Whereas most gangsters might end their evening at that point, Tsotsi wanders into a suburb of Johannesburg and steals a wealthy woman’s car and shoots her as she gets away.
His spree comes to an abrupt end when he discovers the woman’s baby is still in the car’s back seat. From here, Tsotsi gradually develops a conscience and takes a difficult path toward resolving the situation. To keep the setup credible, Hood presents the bleak squalor of township life with an unflinching eye. He also wisely ends the tale on an ambiguous note. Tsotsi may be on a path away from wickedness, but his life and the lives of the others he encounters won’t get any easier.
The early sequences of “Tsotsi” present the violence in his world in brief but shocking detail. As a result, it’s easier to believe what happens later. Hood also creates a convincing back story that illustrates how Tsotsi could fall so easily.

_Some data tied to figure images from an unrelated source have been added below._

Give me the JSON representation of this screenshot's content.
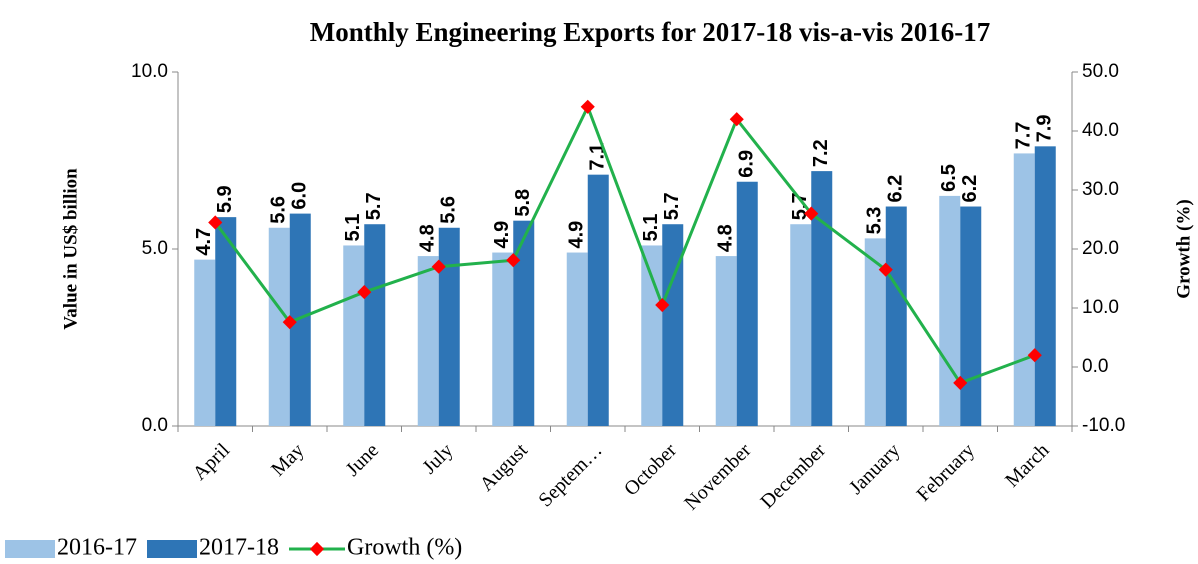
{
  "chart_data": {
    "type": "bar_line",
    "title": "Monthly Engineering Exports for 2017-18 vis-a-vis 2016-17",
    "y_label": "Value in US$ billion",
    "y2_label": "Growth (%)",
    "categories": [
      "April",
      "May",
      "June",
      "July",
      "August",
      "Septem…",
      "October",
      "November",
      "December",
      "January",
      "February",
      "March"
    ],
    "series": [
      {
        "name": "2016-17",
        "type": "bar",
        "color": "#9dc3e6",
        "values": [
          4.7,
          5.6,
          5.1,
          4.8,
          4.9,
          4.9,
          5.1,
          4.8,
          5.7,
          5.3,
          6.5,
          7.7
        ],
        "value_labels": [
          "4.7",
          "5.6",
          "5.1",
          "4.8",
          "4.9",
          "4.9",
          "5.1",
          "4.8",
          "5.7",
          "5.3",
          "6.5",
          "7.7"
        ]
      },
      {
        "name": "2017-18",
        "type": "bar",
        "color": "#2e75b6",
        "values": [
          5.9,
          6.0,
          5.7,
          5.6,
          5.8,
          7.1,
          5.7,
          6.9,
          7.2,
          6.2,
          6.2,
          7.9
        ],
        "value_labels": [
          "5.9",
          "6.0",
          "5.7",
          "5.6",
          "5.8",
          "7.1",
          "5.7",
          "6.9",
          "7.2",
          "6.2",
          "6.2",
          "7.9"
        ]
      },
      {
        "name": "Growth (%)",
        "type": "line",
        "axis": "y2",
        "color": "#22b14c",
        "marker_color": "#ff0000",
        "values": [
          24.5,
          7.6,
          12.7,
          17,
          18.1,
          44.1,
          10.5,
          42,
          26,
          16.5,
          -2.7,
          2.0
        ]
      }
    ],
    "ylim": [
      0,
      10
    ],
    "yticks": [
      {
        "value": 0,
        "label": "0.0"
      },
      {
        "value": 5,
        "label": "5.0"
      },
      {
        "value": 10,
        "label": "10.0"
      }
    ],
    "y2lim": [
      -10,
      50
    ],
    "y2ticks": [
      {
        "value": -10,
        "label": "-10.0"
      },
      {
        "value": 0,
        "label": "0.0"
      },
      {
        "value": 10,
        "label": "10.0"
      },
      {
        "value": 20,
        "label": "20.0"
      },
      {
        "value": 30,
        "label": "30.0"
      },
      {
        "value": 40,
        "label": "40.0"
      },
      {
        "value": 50,
        "label": "50.0"
      }
    ],
    "legend": "bottom-left"
  }
}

Good acting doesn’t hurt either. Chweneyagae effortlessly moves from being a cold-eyed criminal to staring in wonder at the baby in front of him. Terry Pheto is terrific as a single mother whom Tsotsi recruits at gunpoint to help him take care of the child. She becomes a surrogate mother to both the baby and the gangster who abducted him.
Israel Makoe deserves special credit for convincingly playing what has to be one of the most sadistically terrifying fathers in screen history.The film also boasts a great soundtrack full of tunes that fit the action nicely, but the most admirable trait of “Tsotsi” is that its sentimental moments earn every emotion they are designed to elicit.